Cependant, naviguer dans l’écosystème commercial ivoirien exige une compréhension nuancée des réformes structurelles récentes. L’État ivoirien, dans sa volonté de hisser le pays au rang des économies émergentes, a massivement digitalisé ses procédures administratives via le Centre de Promotion des Investissements en Côte d’Ivoire (CEPICI) et le Guichet Unique du Commerce Extérieur (GUCE), opéré en partenariat avec des entités technologiques telles que Webb Fontaine. Cette modernisation, si elle simplifie théoriquement les démarches, impose une rigueur absolue en matière de conformité documentaire et fiscale.
Ce rapport a pour vocation de disséquer, avec une précision chirurgicale, l’ensemble des mécanismes juridiques, fiscaux, logistiques et bancaires nécessaires pour structurer, lancer et pérenniser une activité d’import-export en Côte d’Ivoire. Il ne s’agit pas simplement de lister des formulaires, mais d’analyser l’interdépendance des systèmes (Douanes, Impôts, Banques) pour permettre à l’opérateur économique de prendre des décisions éclairées et d’optimiser sa chaîne de valeur.

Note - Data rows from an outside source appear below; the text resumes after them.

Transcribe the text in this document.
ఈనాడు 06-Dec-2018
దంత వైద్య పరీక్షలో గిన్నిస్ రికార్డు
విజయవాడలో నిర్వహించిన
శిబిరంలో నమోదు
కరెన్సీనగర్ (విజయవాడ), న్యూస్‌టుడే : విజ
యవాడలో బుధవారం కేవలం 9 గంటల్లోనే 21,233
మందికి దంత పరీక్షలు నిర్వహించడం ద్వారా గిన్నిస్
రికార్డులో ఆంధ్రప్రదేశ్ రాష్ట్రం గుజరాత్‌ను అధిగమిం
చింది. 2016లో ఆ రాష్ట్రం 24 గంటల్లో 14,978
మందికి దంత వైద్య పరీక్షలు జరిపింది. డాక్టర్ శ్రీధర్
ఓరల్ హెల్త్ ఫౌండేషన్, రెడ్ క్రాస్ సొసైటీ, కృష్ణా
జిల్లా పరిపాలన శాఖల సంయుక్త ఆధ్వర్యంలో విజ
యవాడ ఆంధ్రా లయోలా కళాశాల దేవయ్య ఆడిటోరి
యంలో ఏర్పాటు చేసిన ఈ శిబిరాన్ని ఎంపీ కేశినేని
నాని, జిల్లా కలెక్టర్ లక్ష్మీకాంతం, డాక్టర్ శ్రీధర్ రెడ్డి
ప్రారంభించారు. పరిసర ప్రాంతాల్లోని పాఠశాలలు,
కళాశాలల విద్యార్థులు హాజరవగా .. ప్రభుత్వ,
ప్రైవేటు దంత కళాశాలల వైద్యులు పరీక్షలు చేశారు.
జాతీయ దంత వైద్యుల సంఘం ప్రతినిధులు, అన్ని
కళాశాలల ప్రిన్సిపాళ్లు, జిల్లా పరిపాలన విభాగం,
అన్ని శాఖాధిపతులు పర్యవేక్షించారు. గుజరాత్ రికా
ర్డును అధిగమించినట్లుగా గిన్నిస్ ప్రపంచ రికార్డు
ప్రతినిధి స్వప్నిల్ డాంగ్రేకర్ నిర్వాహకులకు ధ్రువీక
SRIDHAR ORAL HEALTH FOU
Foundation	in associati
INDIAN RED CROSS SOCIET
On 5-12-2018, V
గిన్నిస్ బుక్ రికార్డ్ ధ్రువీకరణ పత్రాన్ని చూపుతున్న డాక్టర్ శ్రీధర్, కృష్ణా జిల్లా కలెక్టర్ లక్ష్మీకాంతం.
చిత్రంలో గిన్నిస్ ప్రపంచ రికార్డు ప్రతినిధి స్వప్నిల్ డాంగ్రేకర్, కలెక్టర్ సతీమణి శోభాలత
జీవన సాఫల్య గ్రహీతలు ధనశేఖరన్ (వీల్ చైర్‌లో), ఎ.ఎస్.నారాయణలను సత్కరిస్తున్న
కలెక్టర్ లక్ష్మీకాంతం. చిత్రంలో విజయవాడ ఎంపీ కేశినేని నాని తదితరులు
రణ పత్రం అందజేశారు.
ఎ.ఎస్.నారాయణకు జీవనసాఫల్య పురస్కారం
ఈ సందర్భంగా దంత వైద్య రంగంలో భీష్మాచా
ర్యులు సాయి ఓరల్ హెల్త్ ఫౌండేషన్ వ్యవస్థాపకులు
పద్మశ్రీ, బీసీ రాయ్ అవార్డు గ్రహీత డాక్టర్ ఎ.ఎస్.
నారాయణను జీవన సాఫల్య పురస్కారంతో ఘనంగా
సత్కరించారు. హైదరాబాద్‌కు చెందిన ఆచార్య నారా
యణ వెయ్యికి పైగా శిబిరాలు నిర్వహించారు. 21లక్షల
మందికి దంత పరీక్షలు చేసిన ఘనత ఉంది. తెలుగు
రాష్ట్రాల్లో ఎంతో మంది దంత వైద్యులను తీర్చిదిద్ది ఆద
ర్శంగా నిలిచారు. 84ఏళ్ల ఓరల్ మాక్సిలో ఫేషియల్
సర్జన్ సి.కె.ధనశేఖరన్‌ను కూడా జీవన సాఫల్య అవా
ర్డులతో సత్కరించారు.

2. Ingénierie Juridique et Structuration de l’Entité Commerciale
La première décision stratégique pour tout entrepreneur souhaitant opérer en Côte d’Ivoire réside dans le choix du véhicule juridique. Ce choix ne doit pas être dicté par la seule minimisation des coûts de départ, mais par la capacité de la structure à supporter les exigences opérationnelles du commerce international : crédibilité auprès des fournisseurs étrangers, éligibilité aux régimes douaniers suspensifs, et capacité à lever des financements bancaires.
2.1. Analyse Comparative des Formes Juridiques sous l’OHADA
Le droit des sociétés en Côte d’Ivoire est régi par l’Acte Uniforme de l’OHADA (Organisation pour l’Harmonisation en Afrique du Droit des Affaires). Bien que plusieurs formes existent, toutes ne sont pas adaptées à la réalité capitalistique de l’import-export.
2.1.1. Le Piège de l’Entreprise Individuelle et du Statut d’Entreprenant
Le gouvernement ivoirien a introduit le statut de l’Entreprenant pour encourager la formalisation du secteur informel, avec des seuils de chiffre d’affaires plafonnés à 50 millions de FCFA pour les activités de négoce. Bien que séduisant pour sa simplicité administrative et ses coûts de création quasi-nuls, ce statut se révèle souvent être une impasse pour l’importateur professionnel.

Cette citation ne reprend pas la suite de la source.